This 'Queen' rules with a passion

November 12, 2005|Globe Staff

Every so often, a ''Masterpiece Theatre" production blows me away. It's a TV series, obviously, but some installments have the more polished density of lush, tightly scripted movies. They're so beautifully realized, they make even HBO's above-average TV films seem a little thin. Recent PBS splendors have included ''The Lost Prince," which won this year's best-miniseries Emmy, and ''The Way We Live Now." And I don't think these miniseries are great just because they've been dolled up with costumes and set in castles; they deploy a raw dramatic power that defies their rich surfaces.

Now add ''The Virgin Queen" to the list of PBS's Sunday night gems, and see it as evidence that ''Masterpiece Theatre" still has a distinguished purpose. The life of Elizabeth I has been filmed many times before, but director Coky Giedroyc and writer Paula Milne both bring a distinctive operatic sweep to their story of the queen who resisted the pressure to marry. ''The Virgin Queen" takes an emotionally charged approach, with a nakedly expressive performance by Anne-Marie Duff as Elizabeth and with the sort of rhythmically edited sequences and heightened soundtrack you might expect in a Baz Luhrmann movie. There's nothing stiff or musty about the two-part miniseries, which premieres tomorrow night at 9 on Channel 2 and concludes next Sunday.

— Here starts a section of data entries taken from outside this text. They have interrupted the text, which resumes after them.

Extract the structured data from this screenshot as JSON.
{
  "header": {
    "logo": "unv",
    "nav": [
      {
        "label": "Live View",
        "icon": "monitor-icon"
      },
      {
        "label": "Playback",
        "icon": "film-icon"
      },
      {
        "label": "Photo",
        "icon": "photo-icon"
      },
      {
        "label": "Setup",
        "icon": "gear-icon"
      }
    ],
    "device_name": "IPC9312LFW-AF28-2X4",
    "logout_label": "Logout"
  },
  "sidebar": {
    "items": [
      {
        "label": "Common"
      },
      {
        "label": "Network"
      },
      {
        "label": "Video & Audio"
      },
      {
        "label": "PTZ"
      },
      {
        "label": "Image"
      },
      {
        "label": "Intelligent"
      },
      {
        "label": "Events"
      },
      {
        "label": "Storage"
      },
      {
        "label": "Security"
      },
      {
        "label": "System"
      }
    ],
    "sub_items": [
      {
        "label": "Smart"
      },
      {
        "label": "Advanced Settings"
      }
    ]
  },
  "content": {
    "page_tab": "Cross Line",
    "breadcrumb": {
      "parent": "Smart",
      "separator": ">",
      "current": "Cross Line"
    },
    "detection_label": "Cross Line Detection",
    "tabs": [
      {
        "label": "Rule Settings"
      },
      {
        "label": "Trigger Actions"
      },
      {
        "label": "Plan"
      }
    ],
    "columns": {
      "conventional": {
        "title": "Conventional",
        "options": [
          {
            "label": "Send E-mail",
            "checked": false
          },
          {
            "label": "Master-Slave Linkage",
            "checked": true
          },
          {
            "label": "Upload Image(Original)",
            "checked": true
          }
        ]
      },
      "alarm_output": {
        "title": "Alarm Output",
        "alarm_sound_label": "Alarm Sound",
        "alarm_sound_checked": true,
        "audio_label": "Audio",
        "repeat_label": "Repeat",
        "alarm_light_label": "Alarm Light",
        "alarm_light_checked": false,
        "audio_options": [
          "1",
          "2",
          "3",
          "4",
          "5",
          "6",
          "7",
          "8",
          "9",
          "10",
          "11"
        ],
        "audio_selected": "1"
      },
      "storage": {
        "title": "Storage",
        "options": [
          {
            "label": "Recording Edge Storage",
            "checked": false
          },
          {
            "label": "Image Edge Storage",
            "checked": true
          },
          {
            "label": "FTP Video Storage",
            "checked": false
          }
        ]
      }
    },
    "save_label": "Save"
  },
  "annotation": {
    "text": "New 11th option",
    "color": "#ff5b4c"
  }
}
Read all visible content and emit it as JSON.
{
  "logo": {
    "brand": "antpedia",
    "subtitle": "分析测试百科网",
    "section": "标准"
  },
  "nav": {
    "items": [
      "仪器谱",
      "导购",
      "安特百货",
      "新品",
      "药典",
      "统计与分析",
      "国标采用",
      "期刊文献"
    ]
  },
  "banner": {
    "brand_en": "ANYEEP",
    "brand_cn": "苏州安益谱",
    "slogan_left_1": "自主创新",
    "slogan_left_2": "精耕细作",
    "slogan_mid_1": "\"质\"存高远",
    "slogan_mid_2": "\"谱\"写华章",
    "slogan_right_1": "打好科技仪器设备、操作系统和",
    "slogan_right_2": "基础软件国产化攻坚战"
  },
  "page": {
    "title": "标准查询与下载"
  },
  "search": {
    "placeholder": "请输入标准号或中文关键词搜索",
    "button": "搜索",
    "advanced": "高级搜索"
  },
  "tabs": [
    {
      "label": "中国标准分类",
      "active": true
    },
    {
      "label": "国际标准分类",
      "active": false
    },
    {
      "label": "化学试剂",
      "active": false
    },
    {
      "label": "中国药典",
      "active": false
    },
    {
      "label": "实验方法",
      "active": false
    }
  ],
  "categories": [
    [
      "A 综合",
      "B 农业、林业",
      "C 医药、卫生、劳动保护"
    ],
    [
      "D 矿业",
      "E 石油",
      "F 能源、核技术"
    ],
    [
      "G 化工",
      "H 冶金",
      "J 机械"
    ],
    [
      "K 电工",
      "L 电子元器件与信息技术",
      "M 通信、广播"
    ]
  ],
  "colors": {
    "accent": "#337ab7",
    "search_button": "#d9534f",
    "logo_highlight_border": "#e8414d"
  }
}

Duff's Elizabeth is brattier and more physically forward than those actresses who've preceded her in the role, particularly Glenda Jackson, who created an eerily complex and shrewd queen in 1971's ''Elizabeth R." She looks a little like Holly Hunter in ''The Piano," with impassioned body language and the stark face of a silent-movie actress. As a young woman, freed from the Tower after her half-sister, Queen ''Bloody" Mary, dies, Duff's Elizabeth is a creature of childlike joy. She's in love with courtier Robert Dudley (Tom Hardy), and the fact that he's married doesn't stop her from openly flirting with him in front of her court. She relishes the giggly friendship of her two ladies in waiting (one of whom will later betray her). But then she also has childlike fits of temper that leave her screaming aloud to herself in the cavernous castle halls. She's fully aware of her royal blood.